On July 4, 1991, Lexi Gibson contracted HIV at birth. When she was 5, her mother passed away, just as effective treatments for the virus were beginning to emerge.

Now healthy and happy, Lexi, 24, is a beneficiary of these advances and has enjoyed an undetectable viral load for close to a decade.

As a young adult living in Las Vegas, she has made it her mission to shed some light on what life and love with HIV is really like.

On your birthday, do you secretly pretend that all of the fireworks are being shot off in your honor?

 

Growing up, my father—along with everyone else in my life—always told me the fireworks were for me. So, yes, I enjoy them as if they were just for me. I am definitely grateful to have such a celebratory day as my birthday.

You were just featured on the MTV documentary series True Life in an episode entitled “I’m Dating With HIV.” What was that like?

I am very grateful for the opportunity to be on True Life. My goal was to show the world that dating with HIV is 100 percent possible.
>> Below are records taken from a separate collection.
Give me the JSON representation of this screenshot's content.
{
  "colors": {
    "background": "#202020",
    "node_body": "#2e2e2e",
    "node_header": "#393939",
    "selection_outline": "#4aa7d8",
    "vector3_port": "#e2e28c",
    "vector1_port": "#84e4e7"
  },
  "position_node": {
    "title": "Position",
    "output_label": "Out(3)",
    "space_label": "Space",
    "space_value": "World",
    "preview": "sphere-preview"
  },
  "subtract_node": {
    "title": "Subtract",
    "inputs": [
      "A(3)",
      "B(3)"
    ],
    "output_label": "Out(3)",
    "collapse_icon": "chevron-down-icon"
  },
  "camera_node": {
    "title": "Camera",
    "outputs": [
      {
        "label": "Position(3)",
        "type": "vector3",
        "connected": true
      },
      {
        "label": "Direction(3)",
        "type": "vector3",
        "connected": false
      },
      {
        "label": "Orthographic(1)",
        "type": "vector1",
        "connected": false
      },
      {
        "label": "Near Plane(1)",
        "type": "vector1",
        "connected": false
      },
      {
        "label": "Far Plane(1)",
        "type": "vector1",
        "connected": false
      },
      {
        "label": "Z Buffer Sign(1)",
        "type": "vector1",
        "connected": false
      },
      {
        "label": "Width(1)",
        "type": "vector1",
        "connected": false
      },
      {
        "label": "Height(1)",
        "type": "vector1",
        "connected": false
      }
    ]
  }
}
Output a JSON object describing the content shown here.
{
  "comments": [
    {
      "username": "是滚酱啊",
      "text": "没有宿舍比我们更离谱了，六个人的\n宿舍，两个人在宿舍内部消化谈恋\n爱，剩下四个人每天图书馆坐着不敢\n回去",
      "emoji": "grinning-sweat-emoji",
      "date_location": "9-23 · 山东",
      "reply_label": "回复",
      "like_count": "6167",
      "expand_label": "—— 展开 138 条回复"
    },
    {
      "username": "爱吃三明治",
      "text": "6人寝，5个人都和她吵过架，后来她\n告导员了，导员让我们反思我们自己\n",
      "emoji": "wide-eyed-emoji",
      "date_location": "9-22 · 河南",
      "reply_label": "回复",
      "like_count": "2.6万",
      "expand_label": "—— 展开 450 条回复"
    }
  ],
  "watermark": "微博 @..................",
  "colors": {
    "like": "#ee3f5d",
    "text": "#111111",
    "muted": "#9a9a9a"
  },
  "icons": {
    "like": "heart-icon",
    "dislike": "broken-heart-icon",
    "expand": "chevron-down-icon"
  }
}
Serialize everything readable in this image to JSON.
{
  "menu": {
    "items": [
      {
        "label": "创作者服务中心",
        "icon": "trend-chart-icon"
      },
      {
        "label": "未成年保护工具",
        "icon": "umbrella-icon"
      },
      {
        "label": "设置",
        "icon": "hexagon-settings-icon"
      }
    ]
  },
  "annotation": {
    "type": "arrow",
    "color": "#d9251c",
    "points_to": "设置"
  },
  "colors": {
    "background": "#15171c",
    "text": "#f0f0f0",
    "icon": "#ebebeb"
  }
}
We were told by the producers, “Your story is great because it shows that someone can and will accept you for your status.”

The show was supposed to be my true life. It wasn’t. I am hurt, I feel betrayed and I am disappointed with how MTV twisted my story and relationship.

 

In what ways were things twisted?

Just to clear things up, [my boyfriend] Max’s health was not at risk and we did not struggle with HIV as an issue in our relationship. Ever. MTV made it look that way.

I have not experienced, “Telling guys my status and never hearing from them again.” I said, “Guys will pretend they like you, sleep with you, then you never hear from them again.”

Amazing what editing can do. I have never struggled with people not wanting to date me or sleep with me. I do not feel like dating with HIV is hard.

You and Max were very open about your relationship with the film crew. Did filming put any stress on either of you?

Filming did not put any stress on us; we just went with it. Max and I did not break up over my status or an infection. These are the things MTV conveyed to the viewers and they are not true.

The filming of our breakup was a month later. Max and I were struggling with normal relationship issues. At the end of the episode I was crying in the kitchen asking, “How could you just leave?” What’s funny is I was saying that about myself.

I felt guilty for ending it because we love each other so much and I broke a commitment we had made to be together. At that time, I was overwhelmed with the struggles in our relationship so I felt breaking it off was necessary.

We got back together and, aside from the twist in our story, I am so glad HIV was brought to light. The more we talk about it, the safer everyone can be in all areas. [Editor’s Note: After this Q&A was conducted, Lexi and Max separated again.]

I am happy to say that many people have reached out to me for guidance and support since the show. They have also thanked me for opening their eyes to something they knew nothing about, that people with HIV are just like them: people with a medical condition. This was my goal.

 

As someone who was born with HIV, how did you approach dating and disclosure at an early age?

When I was younger, I struggled a bit with disclosure. I started dating when I was 14. I always disclosed within the first few days and before going further than kissing. My struggle was the fear of their reaction and, possibly, rejection. I was scared they might not want to date me, they would freak out

Over the years, after trying many different ways of disclosing, I have found that the best way is without preparation, come out with the truth and immediately educate them. I stay calm, shut my fears down and communicate that I know my worth.

 

The newly diagnosed have a tough time figuring out the right time to have the HIV talk. What’s your advice on how to deal with someone who doesn’t react well to a positive person’s disclosure of their HIV status?

My advice would be to stay calm. Try to understand where they are coming from. Put your feelings aside for a minute, even though it hurts. Understanding their side and giving them time to process is important. It is OK if they need time.

Most people have heard nothing but lies and horror stories about HIV and AIDS. So we must allow them time to ingest the new information we are giving them. If they do not decide to be involved with you, hold your head high and know someone will love you, understand you and accept you just the way you are.

Not everyone we meet or go on a date with is the one or meant to be with us. Be open, educate yourself and remember that you cannot control anyone but yourself.

 

Congratulations on the launch of your YouTube channel. What message do you hope to convey to young people living with HIV?

Thank you! With my YouTube channel, I hope to educate everyone about HIV and mental health, inspire people to live, love and be open and understanding regardless of your status, and defy HIV’s stereotypes.